You can also let go of the all-or-nothing idea. Skeer stresses that family connection does not require a nightly sit-down dinner. With kids in back-to-back activities and parents working long or multiple jobs, that is often impossible, and treating it as the only acceptable version sets families up to give up entirely. A shared meal can be as small as standing at the kitchen counter splitting a bag of chips while you ask your child how their day went. Even five minutes a day of sitting or standing together, looking at each other and talking, delivers real benefit.

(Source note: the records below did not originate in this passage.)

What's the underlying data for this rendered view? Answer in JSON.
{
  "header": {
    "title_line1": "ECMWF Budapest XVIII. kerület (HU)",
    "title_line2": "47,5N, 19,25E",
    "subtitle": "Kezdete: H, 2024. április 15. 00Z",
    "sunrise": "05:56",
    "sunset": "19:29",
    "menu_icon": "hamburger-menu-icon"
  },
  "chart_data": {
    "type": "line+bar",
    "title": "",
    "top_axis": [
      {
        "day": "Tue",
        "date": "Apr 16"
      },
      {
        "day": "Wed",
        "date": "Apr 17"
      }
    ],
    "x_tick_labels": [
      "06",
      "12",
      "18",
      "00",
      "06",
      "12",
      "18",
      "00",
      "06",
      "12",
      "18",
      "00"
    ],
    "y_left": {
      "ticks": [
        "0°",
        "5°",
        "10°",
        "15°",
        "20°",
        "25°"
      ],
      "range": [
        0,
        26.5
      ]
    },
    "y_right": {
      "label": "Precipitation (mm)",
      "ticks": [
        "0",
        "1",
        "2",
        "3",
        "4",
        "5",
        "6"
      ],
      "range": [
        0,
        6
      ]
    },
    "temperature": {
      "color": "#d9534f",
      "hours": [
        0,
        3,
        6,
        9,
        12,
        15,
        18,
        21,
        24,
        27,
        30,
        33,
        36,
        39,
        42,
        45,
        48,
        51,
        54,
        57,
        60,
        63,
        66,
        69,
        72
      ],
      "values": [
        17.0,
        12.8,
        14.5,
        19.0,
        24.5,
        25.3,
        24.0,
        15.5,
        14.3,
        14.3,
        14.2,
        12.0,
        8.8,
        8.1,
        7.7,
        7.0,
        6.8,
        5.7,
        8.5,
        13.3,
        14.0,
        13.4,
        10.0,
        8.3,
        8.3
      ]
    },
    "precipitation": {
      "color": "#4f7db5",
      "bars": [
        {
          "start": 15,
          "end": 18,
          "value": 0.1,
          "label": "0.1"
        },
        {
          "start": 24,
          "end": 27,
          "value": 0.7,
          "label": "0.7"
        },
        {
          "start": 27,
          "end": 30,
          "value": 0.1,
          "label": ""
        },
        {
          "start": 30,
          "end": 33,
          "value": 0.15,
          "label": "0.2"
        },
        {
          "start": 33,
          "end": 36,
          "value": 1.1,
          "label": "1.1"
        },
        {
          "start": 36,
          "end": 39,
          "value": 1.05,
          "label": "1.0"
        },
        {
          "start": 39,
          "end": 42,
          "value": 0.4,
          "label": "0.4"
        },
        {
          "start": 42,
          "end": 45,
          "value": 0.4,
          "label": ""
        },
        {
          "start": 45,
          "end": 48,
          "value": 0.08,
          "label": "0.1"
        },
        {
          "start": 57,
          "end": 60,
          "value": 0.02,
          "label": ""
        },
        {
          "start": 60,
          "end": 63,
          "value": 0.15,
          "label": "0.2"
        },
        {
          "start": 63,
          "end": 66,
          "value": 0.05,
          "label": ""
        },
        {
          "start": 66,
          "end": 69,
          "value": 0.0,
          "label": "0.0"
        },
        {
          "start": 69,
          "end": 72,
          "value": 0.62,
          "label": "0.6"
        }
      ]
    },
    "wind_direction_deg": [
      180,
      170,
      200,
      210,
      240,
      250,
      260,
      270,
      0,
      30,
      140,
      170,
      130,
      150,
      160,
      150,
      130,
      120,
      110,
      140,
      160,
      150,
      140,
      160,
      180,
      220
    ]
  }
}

If a daily meal is out of reach, aim for one undistracted meal a week. Fishel suggests picking a single breakfast, lunch, or dinner and putting the phones away for 20 to 30 minutes. The frequency of shared meals seems to drive the nutritional gains, she explained, while the quality of the time around the table is what builds the emotional and psychological ones. By her account, even one positively anticipated, delightful family meal a week can bring a sense of belonging and connection.
And when screens are not going anywhere, you can sometimes turn them into a bridge rather than a barrier. A family movie night over dinner, where everyone watches the same thing and reacts together, can be easy, low-conflict bonding time. The problem the study highlights is not screens in the room. It is six people at one table each looking at six different things.
How to Make a Screen-Free Meal Actually Stick
Knowing the why is easier than changing the habit, especially when the phone in your pocket is built to pull your attention back every few minutes. A few small systems make a screen-free meal more likely to last past the first try.
Give the phones a home away from the table. A basket on the counter or a spot by the door removes the temptation to glance, since research on attention shows that simply seeing a phone, even face down, splits our focus. Decide as a family which meal is the protected one so no one has to negotiate it in the moment. Many families find a weekend breakfast or an early dinner easier to defend than a rushed weeknight.
Have a couple of easy conversation prompts ready so the quiet does not feel awkward, particularly with younger kids who may shrug at how was your day. Asking about the best and hardest part of the day, what made them laugh, or what they are looking forward to tends to open kids up far more than a yes-or-no question. Let children help cook or set the table too, since being part of the preparation makes them more invested in sitting down for it.
Most of all, keep your expectations realistic. A meal that ends with a spilled drink and a debate about broccoli still counts. The goal is connection and consistency, not a magazine-perfect dinner, and the bar for benefit is far lower than most stressed parents assume.
The Bigger Picture
This research lands at a moment when shared meals are already under pressure. The 2025 World Happiness Report found that rates of eating alone in the United States climbed steadily over two decades, with about a quarter of American adults reporting in 2023 that they ate every single meal by themselves. Census data from 2022 showed that most parents, roughly 85 percent, still shared meals with their children frequently, so the ritual is far from dead. But the devices that now travel everywhere with us threaten to hollow it out from the inside, leaving families physically together and mentally scattered.
What makes the new study resonate is that it reframes a familiar guilt. Parents spend a lot of energy worrying about their children’s screen time, and far less examining their own. The data is a gentle reminder that kids are watching how the adults around them use technology, and that the easiest place to start is not with a new rule for them but with a small change in ourselves. The pasta can wait. The text can wait. The few minutes of undivided attention are the part your child will remember.